Resources & Runtime#
Resource Allocation & Runtime Behavior in SLURM: From Reservation to Execution on HPC Systems
This section explains where a SLURM job runs, what resources are reserved, and how those resources are actually used at runtime on SLURM-based HPC systems such as Stampede3.
These behaviors apply to all SLURM jobs, regardless of whether they are submitted:
directly with
sbatch,through workflow tools (e.g., PyLauncher),
or via higher-level platforms such as Tapis.
Understanding this model is essential for writing correct, efficient, and scalable jobs.
What SLURM Reserves for a Job
Reservation ≠ execution
When you submit a SLURM job, you request resources such as:
number of nodes
number of tasks or cores
memory
walltime
queue / partition
SLURM reserves these resources before your job starts. Once scheduled:
all requested nodes are allocated to your job
no other job can use them during your walltime
However, resource reservation alone does not determine how your application runs.

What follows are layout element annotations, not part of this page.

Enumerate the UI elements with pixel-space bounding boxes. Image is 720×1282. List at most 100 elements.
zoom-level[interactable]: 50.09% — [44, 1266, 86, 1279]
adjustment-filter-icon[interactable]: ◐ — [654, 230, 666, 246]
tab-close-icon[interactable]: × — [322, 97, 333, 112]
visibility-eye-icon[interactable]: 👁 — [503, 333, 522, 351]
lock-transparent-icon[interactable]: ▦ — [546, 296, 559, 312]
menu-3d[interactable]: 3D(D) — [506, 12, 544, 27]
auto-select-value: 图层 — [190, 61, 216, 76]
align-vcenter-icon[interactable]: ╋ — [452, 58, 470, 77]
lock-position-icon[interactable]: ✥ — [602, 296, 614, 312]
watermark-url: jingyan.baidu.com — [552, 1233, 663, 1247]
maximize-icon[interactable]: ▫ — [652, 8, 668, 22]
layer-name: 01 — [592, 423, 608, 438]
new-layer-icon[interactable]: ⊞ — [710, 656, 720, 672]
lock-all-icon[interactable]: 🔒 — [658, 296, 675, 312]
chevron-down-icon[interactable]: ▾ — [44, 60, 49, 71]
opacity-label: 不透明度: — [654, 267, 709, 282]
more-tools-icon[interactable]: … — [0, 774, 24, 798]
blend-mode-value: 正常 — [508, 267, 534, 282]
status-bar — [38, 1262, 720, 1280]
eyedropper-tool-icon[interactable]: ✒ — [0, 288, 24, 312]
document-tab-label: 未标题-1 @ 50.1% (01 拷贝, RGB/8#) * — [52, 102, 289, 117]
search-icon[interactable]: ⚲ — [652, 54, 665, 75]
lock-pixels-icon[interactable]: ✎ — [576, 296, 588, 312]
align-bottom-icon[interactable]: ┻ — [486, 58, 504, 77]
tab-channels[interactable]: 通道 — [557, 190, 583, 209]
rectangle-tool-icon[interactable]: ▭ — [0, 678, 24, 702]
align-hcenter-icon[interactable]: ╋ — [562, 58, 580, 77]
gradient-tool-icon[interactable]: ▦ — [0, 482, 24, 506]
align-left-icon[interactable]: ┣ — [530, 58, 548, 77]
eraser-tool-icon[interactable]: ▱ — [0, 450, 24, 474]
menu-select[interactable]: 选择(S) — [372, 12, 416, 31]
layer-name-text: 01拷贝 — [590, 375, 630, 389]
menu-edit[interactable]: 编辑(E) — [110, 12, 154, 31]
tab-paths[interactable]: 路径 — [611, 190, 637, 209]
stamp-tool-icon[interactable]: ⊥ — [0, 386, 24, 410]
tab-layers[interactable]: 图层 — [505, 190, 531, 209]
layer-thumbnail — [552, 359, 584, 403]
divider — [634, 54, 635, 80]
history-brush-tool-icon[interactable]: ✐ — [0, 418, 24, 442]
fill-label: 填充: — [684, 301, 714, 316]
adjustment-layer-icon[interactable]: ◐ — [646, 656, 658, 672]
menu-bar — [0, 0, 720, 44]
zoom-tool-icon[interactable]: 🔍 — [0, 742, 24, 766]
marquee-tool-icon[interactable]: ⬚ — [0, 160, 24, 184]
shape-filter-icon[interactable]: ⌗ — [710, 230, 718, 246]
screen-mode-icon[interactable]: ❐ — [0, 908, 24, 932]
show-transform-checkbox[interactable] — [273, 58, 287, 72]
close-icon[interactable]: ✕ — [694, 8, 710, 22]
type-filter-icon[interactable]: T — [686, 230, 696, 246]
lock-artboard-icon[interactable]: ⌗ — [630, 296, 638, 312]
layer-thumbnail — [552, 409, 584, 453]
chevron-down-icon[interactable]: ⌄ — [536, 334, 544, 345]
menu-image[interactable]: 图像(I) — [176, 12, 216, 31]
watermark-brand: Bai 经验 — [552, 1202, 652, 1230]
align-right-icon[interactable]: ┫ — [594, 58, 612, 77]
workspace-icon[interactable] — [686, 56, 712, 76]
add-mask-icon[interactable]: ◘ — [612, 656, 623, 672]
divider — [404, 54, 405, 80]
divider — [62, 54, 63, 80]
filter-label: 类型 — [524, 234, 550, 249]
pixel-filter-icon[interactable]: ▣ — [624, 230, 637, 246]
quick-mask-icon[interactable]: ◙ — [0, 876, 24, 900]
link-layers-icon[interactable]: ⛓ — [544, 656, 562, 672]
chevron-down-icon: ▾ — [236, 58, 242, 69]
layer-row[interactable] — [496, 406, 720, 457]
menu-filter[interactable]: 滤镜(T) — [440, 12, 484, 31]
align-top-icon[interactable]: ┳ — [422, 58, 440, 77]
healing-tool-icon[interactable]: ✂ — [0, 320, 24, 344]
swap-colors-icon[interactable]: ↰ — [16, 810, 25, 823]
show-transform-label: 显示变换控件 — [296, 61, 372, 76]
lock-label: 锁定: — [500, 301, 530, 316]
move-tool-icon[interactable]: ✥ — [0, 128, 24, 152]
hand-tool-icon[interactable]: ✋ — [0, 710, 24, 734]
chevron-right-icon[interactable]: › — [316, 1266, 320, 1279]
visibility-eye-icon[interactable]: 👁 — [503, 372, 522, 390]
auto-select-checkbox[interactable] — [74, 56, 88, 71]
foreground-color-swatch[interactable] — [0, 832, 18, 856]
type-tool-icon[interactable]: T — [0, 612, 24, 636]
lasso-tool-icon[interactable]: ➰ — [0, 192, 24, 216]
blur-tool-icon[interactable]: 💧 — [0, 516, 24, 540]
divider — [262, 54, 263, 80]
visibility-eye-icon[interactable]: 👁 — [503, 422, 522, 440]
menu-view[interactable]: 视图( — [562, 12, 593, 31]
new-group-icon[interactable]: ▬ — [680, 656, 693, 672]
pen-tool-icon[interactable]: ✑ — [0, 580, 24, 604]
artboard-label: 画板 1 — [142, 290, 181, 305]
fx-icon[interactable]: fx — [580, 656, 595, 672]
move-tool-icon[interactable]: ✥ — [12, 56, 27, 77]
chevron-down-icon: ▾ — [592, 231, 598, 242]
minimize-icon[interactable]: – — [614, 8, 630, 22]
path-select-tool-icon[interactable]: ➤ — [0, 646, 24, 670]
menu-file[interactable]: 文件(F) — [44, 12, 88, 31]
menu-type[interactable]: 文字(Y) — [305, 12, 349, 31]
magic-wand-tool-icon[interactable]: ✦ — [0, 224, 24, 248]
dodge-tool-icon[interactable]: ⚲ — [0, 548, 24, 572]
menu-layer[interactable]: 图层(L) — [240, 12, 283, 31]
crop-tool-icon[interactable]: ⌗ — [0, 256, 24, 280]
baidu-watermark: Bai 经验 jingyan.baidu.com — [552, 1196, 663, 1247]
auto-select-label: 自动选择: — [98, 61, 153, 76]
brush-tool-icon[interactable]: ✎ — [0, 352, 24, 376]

Where the Job Starts Running
Batch scripts start on a single node
When SLURM launches a job:
the batch script begins execution on one node in the allocation (commonly the first node; often informally called Node0)
At this point:
only the batch script is running
no parallel work is happening yet
Unless your script explicitly launches parallel work:
your application runs on that single node
often as a single process
possibly using multiple cores only if the program is multi-threaded
All other allocated nodes remain idle but reserved.
Using All Allocated Nodes
Parallelism is explicit
Requesting multiple nodes does not automatically distribute work.
To use all allocated resources, your job must explicitly launch parallel execution, for example:
MPI (
srun,mpirun)SLURM job steps (
srun)threaded runtimes (OpenMP, multithreaded BLAS)
application-level parallelism (e.g., OpenSeesMP)
This behavior is identical for:
manual SLURM jobs
workflow-managed jobs
platform-submitted jobs
SLURM provides the resources; your script decides how to use them.
Execution Environment on Compute Nodes
Compute nodes start clean
SLURM jobs run on compute nodes, not on login nodes, portals, or JupyterHub servers.
Compute nodes typically start with a minimal environment:
no modules loaded
no Python environment active
no shell state inherited from login or interactive sessions
Therefore:
All environment setup must occur inside the batch script (or a script it invokes).
If something is not defined in the job script, it does not exist at runtime.
This design ensures:
reproducibility
isolation
fair resource usage
predictable performance
Key Takeaways (SLURM)#
SLURM reserves resources first
Jobs start on one node
Parallelism must be explicitly launched
Compute-node environments are clean by default
Once this mental model is clear, SLURM behavior becomes predictable across all submission methods.